South Whidbey Fire/EMS firefighters extinguish a brush fire near Humphrey Road Friday afternoon. Photo provided
                                South Whidbey Fire/EMS firefighters extinguish a brush fire near Humphrey Road Friday afternoon. Photo provided

South Whidbey Fire/EMS firefighters extinguish a brush fire near Humphrey Road Friday afternoon. Photo provided South Whidbey Fire/EMS firefighters extinguish a brush fire near Humphrey Road Friday afternoon. Photo provided

Dry weather leads to South Whidbey fires

Dry conditions contributed to two fires on South Whidbey recently.

Around 4:45 p.m. Sunday, South Whidbey Fire/EMS first responders arrived at a structure fire on Saratoga Road, according to Deputy Fire Chief Jon Beck. An attached workshop burned in the blaze, but flames didn’t extend to the residence. A firefighter was injured and treated on scene, Beck said.

A discarded cigarette on the ground outside the workshop started the fire, he said.
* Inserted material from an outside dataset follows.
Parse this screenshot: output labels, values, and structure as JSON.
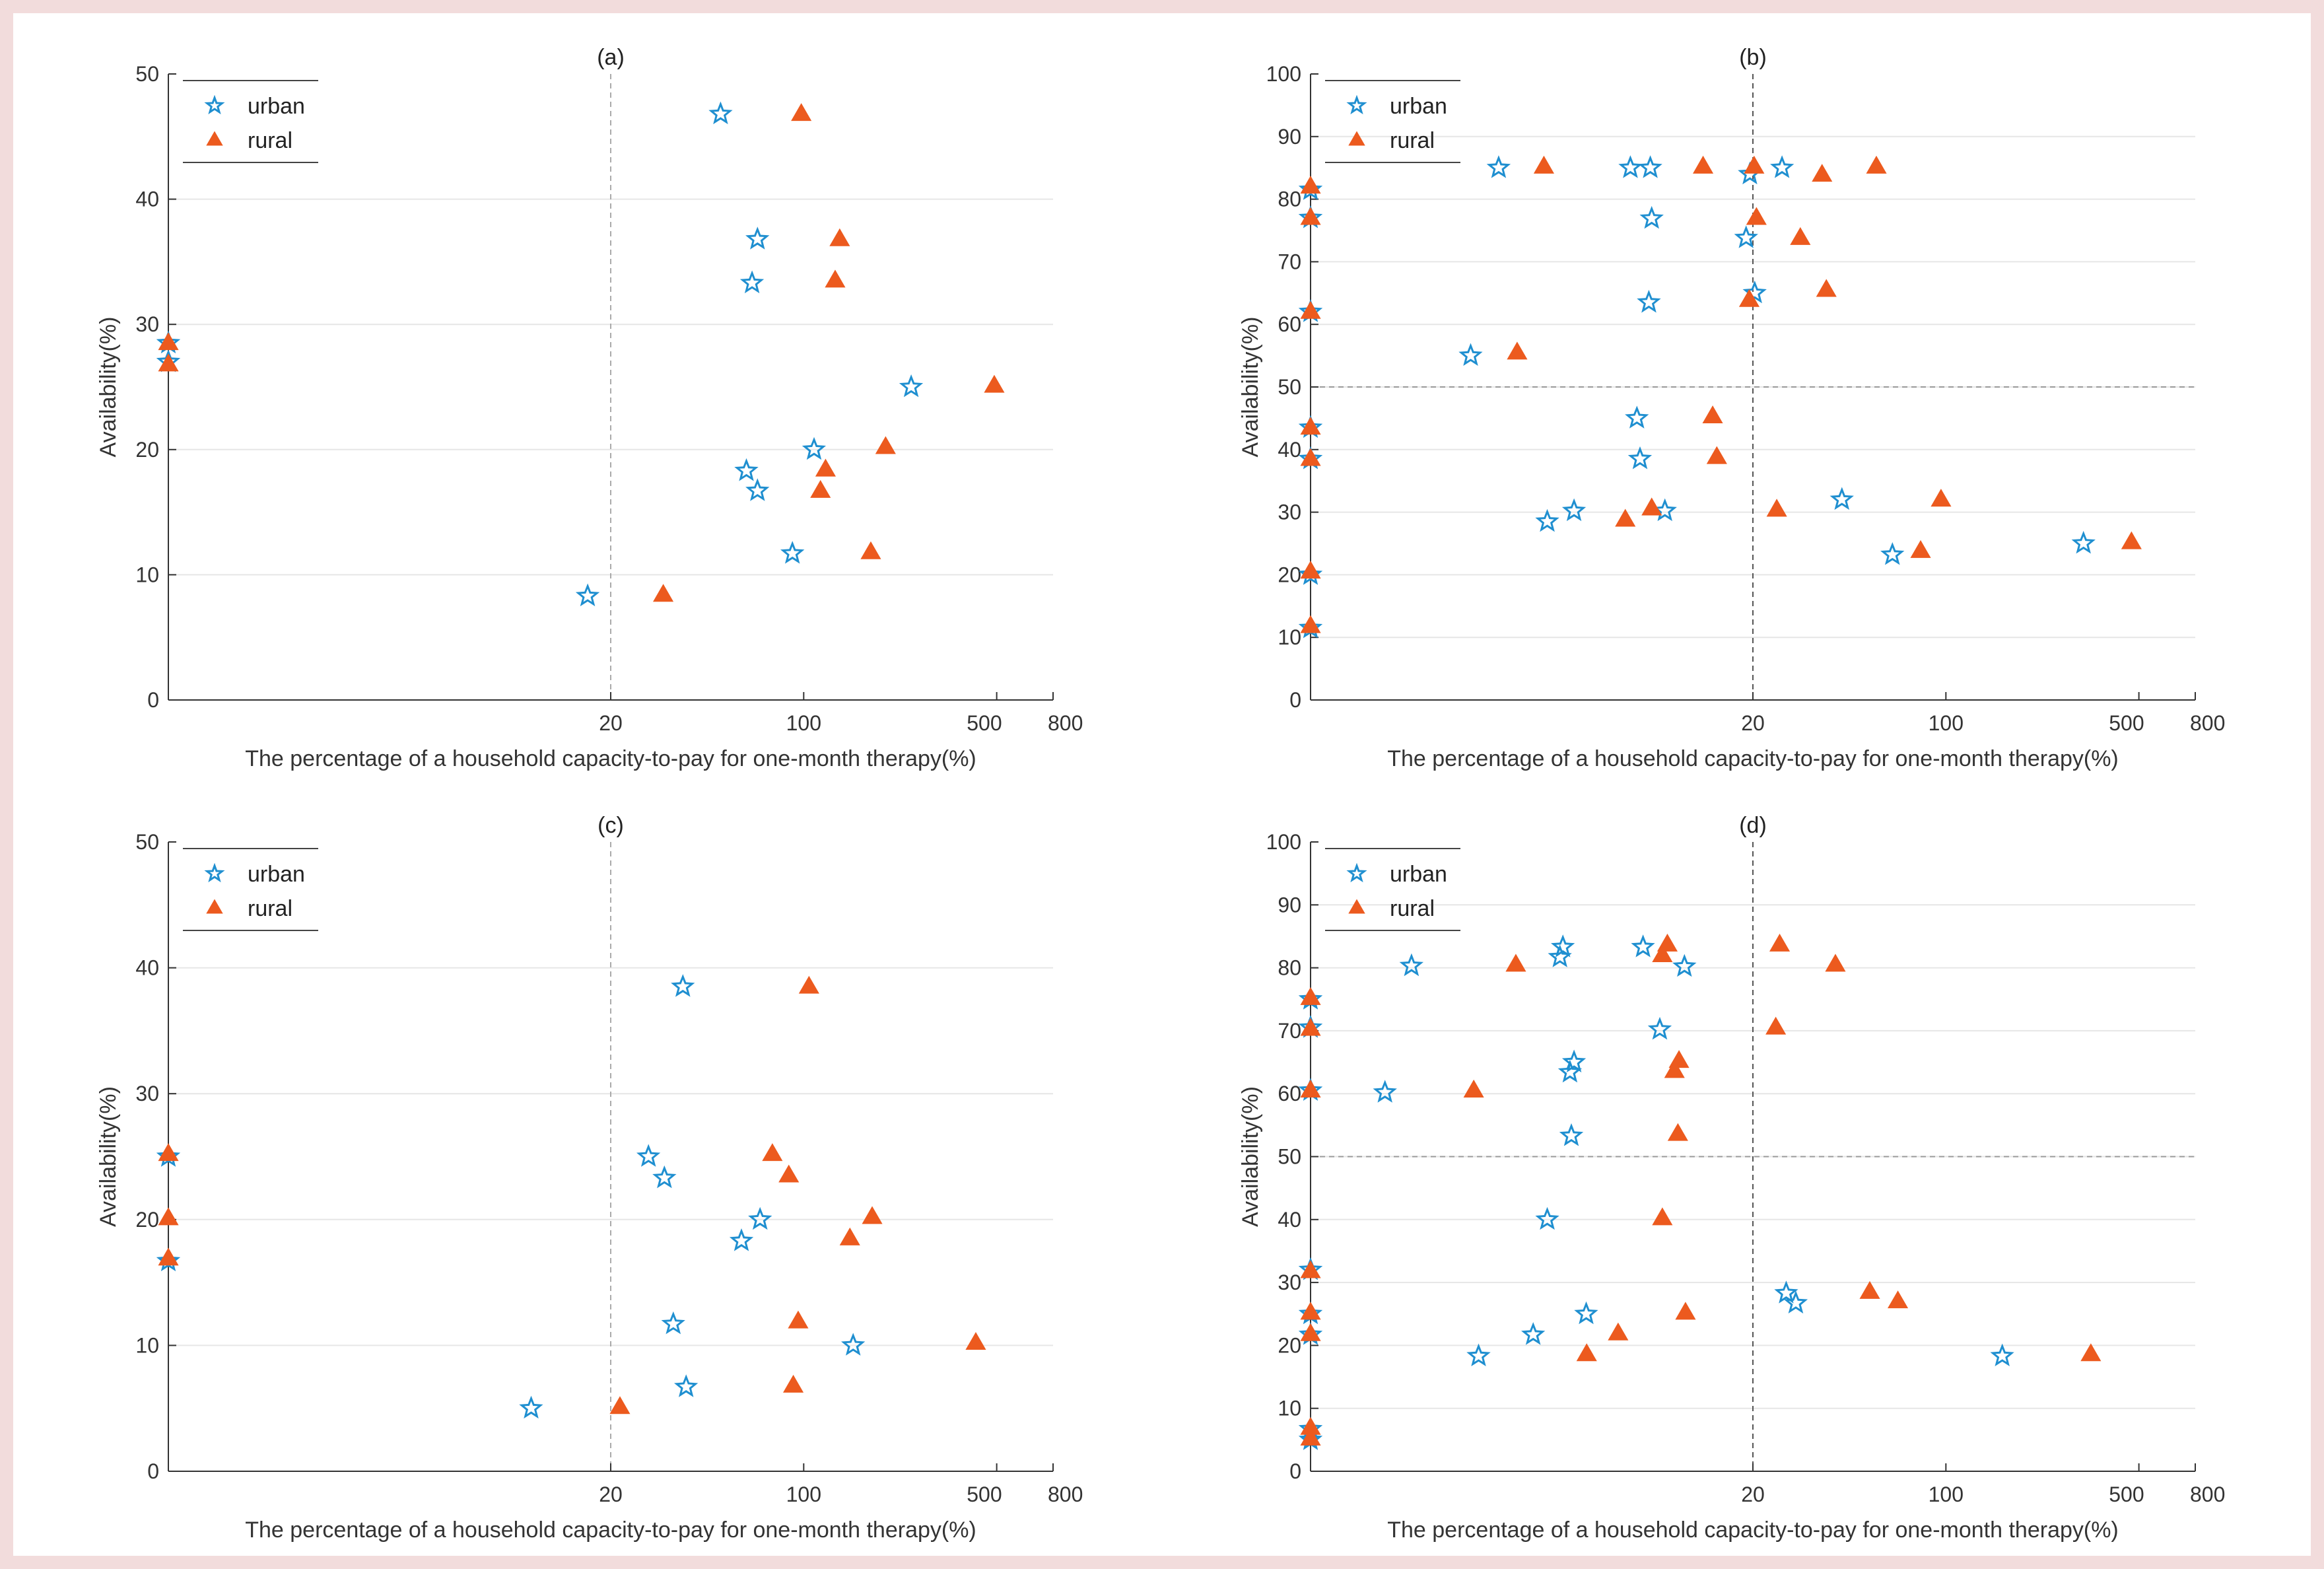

The two occupants in the house were uninjured.

About 18 people responded with 11 vehicles; it took them about 15 minutes to extinguish the flames.

Shortly after 12 p.m. Friday, a brush fire on Humphrey Road burned about two acres of grass, Beck said. A man was working on his car and a spark from grinding metal ignited grass on the ground, even though he had put down a mat around the vehicle to try and prevent a fire.
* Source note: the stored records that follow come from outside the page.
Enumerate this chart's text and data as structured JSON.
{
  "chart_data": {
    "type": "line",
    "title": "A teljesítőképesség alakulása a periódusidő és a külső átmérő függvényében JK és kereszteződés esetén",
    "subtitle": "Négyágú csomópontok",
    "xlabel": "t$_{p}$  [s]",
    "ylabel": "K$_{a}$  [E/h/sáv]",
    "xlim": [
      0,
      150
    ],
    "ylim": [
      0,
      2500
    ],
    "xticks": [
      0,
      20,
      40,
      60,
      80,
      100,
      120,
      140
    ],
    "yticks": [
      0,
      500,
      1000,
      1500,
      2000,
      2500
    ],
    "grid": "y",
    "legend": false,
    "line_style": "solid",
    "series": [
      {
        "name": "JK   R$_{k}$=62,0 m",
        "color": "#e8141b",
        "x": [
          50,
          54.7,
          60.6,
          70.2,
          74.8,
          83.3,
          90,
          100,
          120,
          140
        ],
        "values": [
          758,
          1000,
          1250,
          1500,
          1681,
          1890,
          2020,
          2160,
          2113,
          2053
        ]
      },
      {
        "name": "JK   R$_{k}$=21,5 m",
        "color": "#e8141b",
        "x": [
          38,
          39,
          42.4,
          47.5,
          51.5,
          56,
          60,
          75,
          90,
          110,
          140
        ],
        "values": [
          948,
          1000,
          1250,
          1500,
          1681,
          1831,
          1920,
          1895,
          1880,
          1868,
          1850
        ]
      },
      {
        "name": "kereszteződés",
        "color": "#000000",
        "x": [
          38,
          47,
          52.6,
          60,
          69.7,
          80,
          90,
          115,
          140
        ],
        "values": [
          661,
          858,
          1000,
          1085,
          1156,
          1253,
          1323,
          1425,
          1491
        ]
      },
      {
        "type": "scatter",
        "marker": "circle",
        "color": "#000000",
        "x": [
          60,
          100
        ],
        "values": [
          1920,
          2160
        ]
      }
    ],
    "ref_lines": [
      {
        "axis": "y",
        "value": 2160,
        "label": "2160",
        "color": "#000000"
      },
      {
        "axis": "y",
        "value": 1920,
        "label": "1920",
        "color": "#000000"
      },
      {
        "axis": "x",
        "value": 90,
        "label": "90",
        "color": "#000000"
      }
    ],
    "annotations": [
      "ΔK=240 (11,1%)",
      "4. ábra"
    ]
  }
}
About 16 personnel arrived to find flames on both sides of Humphrey Road. The property owner had minor injuries that were treated on scene. The blaze spread close to structures but didn’t cause any damage to anything else.
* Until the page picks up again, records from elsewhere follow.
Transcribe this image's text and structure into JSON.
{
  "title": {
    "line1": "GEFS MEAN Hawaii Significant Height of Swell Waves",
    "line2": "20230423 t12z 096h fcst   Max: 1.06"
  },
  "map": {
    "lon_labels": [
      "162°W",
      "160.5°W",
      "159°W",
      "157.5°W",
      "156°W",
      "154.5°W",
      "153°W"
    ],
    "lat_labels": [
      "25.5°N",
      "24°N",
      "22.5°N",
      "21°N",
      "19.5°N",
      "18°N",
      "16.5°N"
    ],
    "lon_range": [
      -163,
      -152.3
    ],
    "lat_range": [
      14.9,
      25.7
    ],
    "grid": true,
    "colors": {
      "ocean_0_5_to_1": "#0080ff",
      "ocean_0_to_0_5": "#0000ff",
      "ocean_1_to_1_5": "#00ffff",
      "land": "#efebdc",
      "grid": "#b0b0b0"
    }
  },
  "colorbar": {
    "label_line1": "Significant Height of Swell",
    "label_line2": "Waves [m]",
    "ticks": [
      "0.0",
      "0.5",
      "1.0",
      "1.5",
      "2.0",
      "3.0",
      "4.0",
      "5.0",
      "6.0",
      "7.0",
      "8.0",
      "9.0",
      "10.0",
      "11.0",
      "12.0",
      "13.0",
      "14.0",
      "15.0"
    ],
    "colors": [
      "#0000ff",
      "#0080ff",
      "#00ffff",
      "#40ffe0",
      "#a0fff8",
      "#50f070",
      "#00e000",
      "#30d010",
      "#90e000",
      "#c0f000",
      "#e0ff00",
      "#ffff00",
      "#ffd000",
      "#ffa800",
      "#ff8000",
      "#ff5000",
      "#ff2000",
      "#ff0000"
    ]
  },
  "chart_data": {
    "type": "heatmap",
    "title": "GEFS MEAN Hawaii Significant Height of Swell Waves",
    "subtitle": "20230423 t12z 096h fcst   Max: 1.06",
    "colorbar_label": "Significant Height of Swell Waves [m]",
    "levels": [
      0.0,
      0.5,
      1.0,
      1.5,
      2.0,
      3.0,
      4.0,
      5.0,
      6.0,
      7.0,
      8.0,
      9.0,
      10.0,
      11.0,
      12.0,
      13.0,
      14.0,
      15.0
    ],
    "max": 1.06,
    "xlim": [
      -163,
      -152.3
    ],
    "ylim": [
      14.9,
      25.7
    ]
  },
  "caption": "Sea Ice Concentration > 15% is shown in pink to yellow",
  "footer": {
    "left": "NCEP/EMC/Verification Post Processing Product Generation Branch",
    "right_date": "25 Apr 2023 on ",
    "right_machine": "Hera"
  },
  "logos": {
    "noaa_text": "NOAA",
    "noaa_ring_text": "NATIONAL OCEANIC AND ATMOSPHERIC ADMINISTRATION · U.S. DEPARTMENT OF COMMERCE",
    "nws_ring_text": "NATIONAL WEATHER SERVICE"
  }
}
Central Whidbey Island Fire and Rescue provided mutual aid with two vehicles and four firefighters.

Beck said extra precautions should be taken during the dry summer months. There’s currently a “type one” burn ban in effect in Island County, which prohibits outdoor burning of natural debris. Recreational fires in approved fire pits and barbecues are allowed.

Central Whidbey Fire Chief Ed Hartin said his district has responded to several vegetation fires recently.

“They have all been small but the rate of spread has been higher than typical for our area and causes significant concern,” Hartin said in an email.

Most of the incidents have been caused by “careless disposal of smoking materials” or mowers hitting an object and causing a spark, he said.